February 11, 2011
Mubarak’s fall heralds new power player in the Mideast: the Arab street
Hosni Mubarak’s resignation Friday from Egypt’s presidency following three weeks of intense street demonstrations raises a host of questions not just for the future of Egypt and its peace treaty with Israel, but for the entire Middle East.
The most remarkable feature of the developments in Egypt—and, several weeks before it, the ouster of the longtime dictator of Tunisia amid similar protests—is the introduction of a major new power player in the Middle East: the Arab street.
Until recently, the Arab street—essentially, popular will—often was viewed as little more than an irritant by autocratic regimes from Cairo to Tehran that sought to repress its power or, occasionally, redirect its anger against some outside foe, like Israel or the United States.
When massive street protests greeted the dubious re-election in June 2009 of Iranian President Mahmoud Ahmadinejad, popular will was successfully repressed by the government’s deadly security tactics. Eventually, popular will (in this case, the Persian street) was rendered irrelevant.
But the success of the Arab street in Egypt and Tunisia raises the prospect that people elsewhere in the autocratic Middle East will feel emboldened to rise up and seek to overthrow their unelected leaders.
Already, protesters in Yemen and Jordan have staged massive demonstrations against their governments, and smaller protests have taken place in Algeria and Syria. In Iran, the government is trying to keep a budding protest movement in check for fear it will redirect its rage toward the regime in Tehran.
For Israel and its allies, the ascendancy of the Arab street could be a game changer.

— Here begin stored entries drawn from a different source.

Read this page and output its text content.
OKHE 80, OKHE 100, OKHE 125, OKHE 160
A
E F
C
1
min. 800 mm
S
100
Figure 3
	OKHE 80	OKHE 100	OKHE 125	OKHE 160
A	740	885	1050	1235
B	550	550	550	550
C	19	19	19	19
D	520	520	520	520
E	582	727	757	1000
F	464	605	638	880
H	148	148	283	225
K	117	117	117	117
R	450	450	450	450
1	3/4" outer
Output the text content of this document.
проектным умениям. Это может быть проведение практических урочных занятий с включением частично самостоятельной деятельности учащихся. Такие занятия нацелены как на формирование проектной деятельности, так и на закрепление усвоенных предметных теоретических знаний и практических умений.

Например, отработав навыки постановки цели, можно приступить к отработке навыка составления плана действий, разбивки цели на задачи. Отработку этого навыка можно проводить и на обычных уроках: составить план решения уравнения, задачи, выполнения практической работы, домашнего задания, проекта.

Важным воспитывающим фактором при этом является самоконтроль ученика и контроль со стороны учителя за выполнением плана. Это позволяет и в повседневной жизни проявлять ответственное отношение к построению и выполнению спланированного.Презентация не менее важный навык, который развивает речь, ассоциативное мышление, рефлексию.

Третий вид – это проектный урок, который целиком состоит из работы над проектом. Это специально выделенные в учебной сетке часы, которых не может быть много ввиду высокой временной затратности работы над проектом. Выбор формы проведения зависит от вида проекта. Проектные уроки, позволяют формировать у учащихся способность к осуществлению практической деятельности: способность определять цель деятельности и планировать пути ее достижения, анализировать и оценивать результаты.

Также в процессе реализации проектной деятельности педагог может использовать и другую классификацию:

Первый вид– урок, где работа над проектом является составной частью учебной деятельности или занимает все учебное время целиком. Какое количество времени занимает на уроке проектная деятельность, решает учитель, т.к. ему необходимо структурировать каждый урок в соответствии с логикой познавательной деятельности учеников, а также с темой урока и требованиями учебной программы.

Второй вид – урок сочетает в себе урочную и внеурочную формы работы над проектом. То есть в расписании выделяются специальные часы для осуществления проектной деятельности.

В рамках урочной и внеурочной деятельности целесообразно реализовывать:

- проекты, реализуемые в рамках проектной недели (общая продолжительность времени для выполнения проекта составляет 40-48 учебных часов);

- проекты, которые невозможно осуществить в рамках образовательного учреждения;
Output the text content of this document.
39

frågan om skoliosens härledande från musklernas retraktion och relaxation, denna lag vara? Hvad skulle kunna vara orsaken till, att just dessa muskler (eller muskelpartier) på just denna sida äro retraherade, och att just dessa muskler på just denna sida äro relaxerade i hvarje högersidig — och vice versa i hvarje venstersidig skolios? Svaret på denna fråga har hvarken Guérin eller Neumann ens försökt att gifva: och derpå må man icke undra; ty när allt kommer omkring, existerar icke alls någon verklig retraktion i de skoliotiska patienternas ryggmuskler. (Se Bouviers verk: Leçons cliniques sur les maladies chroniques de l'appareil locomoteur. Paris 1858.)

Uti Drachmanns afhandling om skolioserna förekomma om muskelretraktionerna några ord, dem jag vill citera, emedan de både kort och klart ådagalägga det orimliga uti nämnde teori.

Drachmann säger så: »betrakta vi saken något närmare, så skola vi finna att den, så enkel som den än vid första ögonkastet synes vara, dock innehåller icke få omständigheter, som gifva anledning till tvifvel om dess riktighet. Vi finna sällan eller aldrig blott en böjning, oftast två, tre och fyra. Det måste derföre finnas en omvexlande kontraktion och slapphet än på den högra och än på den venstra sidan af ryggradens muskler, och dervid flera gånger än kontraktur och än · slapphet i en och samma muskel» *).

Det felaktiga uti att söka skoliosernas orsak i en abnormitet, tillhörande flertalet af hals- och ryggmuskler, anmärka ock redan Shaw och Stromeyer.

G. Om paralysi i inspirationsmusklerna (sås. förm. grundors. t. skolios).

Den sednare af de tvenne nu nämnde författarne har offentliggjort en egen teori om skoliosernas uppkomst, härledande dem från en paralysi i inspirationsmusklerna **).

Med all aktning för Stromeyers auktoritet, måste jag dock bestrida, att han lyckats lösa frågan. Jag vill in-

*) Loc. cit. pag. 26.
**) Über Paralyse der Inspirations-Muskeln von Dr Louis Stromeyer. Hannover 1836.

While Israel has cultivated relationships with the leaders of many of these countries—in some cases, as in Saudi Arabia, with Washington as an intermediary—Israel remains largely reviled by the Arab street.
In Egypt and Jordan, the only two Arab countries that have full diplomatic ties with the Jewish state, professional unions still maintain a boycott against any interaction with Israeli colleagues. A 2009 Pew Research Center survey conducted in Egypt, Jordan and Lebanon showed unfavorable views of Jews at 95 percent, 97 percent and 98 percent, respectively.
So if the Arab street becomes more powerful, Israel’s relationships in the Middle East will be at risk. For example, while the governments of Israel and Saudi Arabia see eye to eye on such issues as the Iranian nuclear threat and the rising danger of Shiite power, including Hezbollah’s ascendancy in Lebanon, the Saudi people—like the people in Egypt and Jordan—are more inclined to view Israel as a hated foe rather than a country with which they share common cause.
On the other hand, if countries like Egypt or Tunisia were to become true democracies, they could become inherently more stable and less belligerent toward Israel. In this respect, Turkey could be the model: a democracy in a Muslim country whose relationship with Israel persists even at times when its government and people engage in harsh, anti-Israel rhetoric.
Until the situations in Egypt and elsewhere around the Middle East sort themselves out, it seems there’s not much Israel can do but wait and watch and pray for the best.
That’s not the case for the United States, which wields influence in Arab capitals through a combination of aid, trade and diplomacy. With future control over the reins of power uncertain, however, the United States is trying to keep all its options open.
The balancing act the Obama administration has tried to practice throughout the Egyptian crisis is a prime example of this.
With Egypt a longtime reliable and stable ally, President Obama didn’t want to alienate Mubarak in the event he stayed in power; otherwise, Washington would be viewed as a turncoat, not a friend. But if the street were to triumph, Obama did not want to be seen as an enemy of Egyptian popular will.
With Mubarak now gone, it’s not clear whether Obama’s balancing act did the trick—especially because it’s not at all clear who will lead Egypt.
If the Egyptian army controls the reins of power, either overtly or behind the scenes, it’s likely that things will not change drastically in the near term. The army, much of it funded by the $1.3 billion in annual U.S. aid to Egypt, is vested in its positive relationship with the United States and its working relationship with Israel.
Along with the Mubarak regime, the army has been key to the fight against Islamic terrorism, and it has helped contain Hamas in the Gaza Strip and kept anti-Israel elements in Egypt at bay.
The only thing that seems assured is that more uncertainty lies ahead, in Cairo and beyond.